PAULISTANACIDADE

Friday 28 November 2008

POSTES NAS NUVENS

Quarta-feira, dia 10 de março de 2010, 10 e 30 da manhã, calor de rachar moleira de beduíno dentro do micro-ônibus itinerário Vila Monumento-República. Na Conselheiro Furtado, o trânsito está congestionado por causa de um exercício de simulação de incêndio no quartel dos bombeiros, na Praça Clóvis. No Piccolo, cuja lotação é estipulada para 25 pessoas sentadas e 11 em pé, poucos passageiros e eiras esticam e giram pescoços, sobre os quais há cabeças com olhos e bocas que indagam ao vento mudo os motivos, ainda desconhecidos, do nó.

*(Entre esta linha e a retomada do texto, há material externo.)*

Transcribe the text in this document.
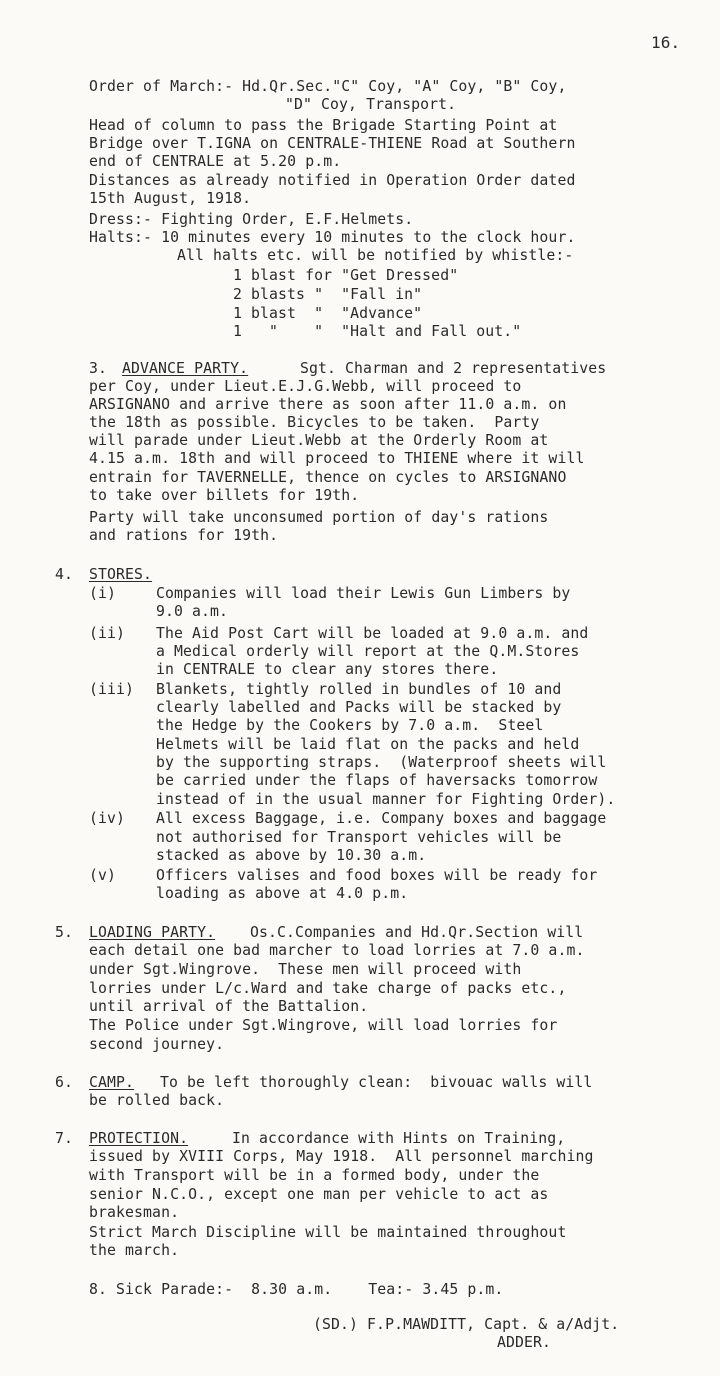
16.
Order of March:- Hd.Qr.Sec."C" Coy, "A" Coy, "B" Coy,
"D" Coy, Transport.
Head of column to pass the Brigade Starting Point at
Bridge over T.IGNA on CENTRALE-THIENE Road at Southern
end of CENTRALE at 5.20 p.m.
Distances as already notified in Operation Order dated
15th August, 1918.
Dress:- Fighting Order, E.F.Helmets.
Halts:- 10 minutes every 10 minutes to the clock hour.
All halts etc. will be notified by whistle:-
1 blast for "Get Dressed"
2 blasts "  "Fall in"
1 blast  "  "Advance"
1   "    "  "Halt and Fall out."
3. ADVANCE PARTY.	Sgt. Charman and 2 representatives
per Coy, under Lieut.E.J.G.Webb, will proceed to
ARSIGNANO and arrive there as soon after 11.0 a.m. on
the 18th as possible. Bicycles to be taken.  Party
will parade under Lieut.Webb at the Orderly Room at
4.15 a.m. 18th and will proceed to THIENE where it will
entrain for TAVERNELLE, thence on cycles to ARSIGNANO
to take over billets for 19th.
Party will take unconsumed portion of day's rations
and rations for 19th.
4. STORES.
(i)	Companies will load their Lewis Gun Limbers by
9.0 a.m.
(ii) The Aid Post Cart will be loaded at 9.0 a.m. and
a Medical orderly will report at the Q.M.Stores
in CENTRALE to clear any stores there.
(iii) Blankets, tightly rolled in bundles of 10 and
clearly labelled and Packs will be stacked by
the Hedge by the Cookers by 7.0 a.m.  Steel
Helmets will be laid flat on the packs and held
by the supporting straps.  (Waterproof sheets will
be carried under the flaps of haversacks tomorrow
instead of in the usual manner for Fighting Order).
(iv) All excess Baggage, i.e. Company boxes and baggage
not authorised for Transport vehicles will be
stacked as above by 10.30 a.m.
(v)	Officers valises and food boxes will be ready for
loading as above at 4.0 p.m.
5. LOADING PARTY. Os.C.Companies and Hd.Qr.Section will
each detail one bad marcher to load lorries at 7.0 a.m.
under Sgt.Wingrove.  These men will proceed with
lorries under L/c.Ward and take charge of packs etc.,
until arrival of the Battalion.
The Police under Sgt.Wingrove, will load lorries for
second journey.
6. CAMP. To be left thoroughly clean:  bivouac walls will
be rolled back.
7. PROTECTION.	In accordance with Hints on Training,
issued by XVIII Corps, May 1918.  All personnel marching
with Transport will be in a formed body, under the
senior N.C.O., except one man per vehicle to act as
brakesman.
Strict March Discipline will be maintained throughout
the march.
8. Sick Parade:-  8.30 a.m.    Tea:- 3.45 p.m.
(SD.) F.P.MAWDITT, Capt. & a/Adjt.
ADDER.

No segundo ponto, o motorista abre a porta e sobe um japonês que fala mais que locutor do jóquei.- Bom dia, motorista, eu vou sentar aqui na frente porque não estou vendo nada, só uma nuvem branca na minha frente. Fiquei desde às 5 da manhã na Tabatinguera, pingando colírio de 2 em 2 horas, exame de glaucoma, sabe? Havia umas 10 pessoas.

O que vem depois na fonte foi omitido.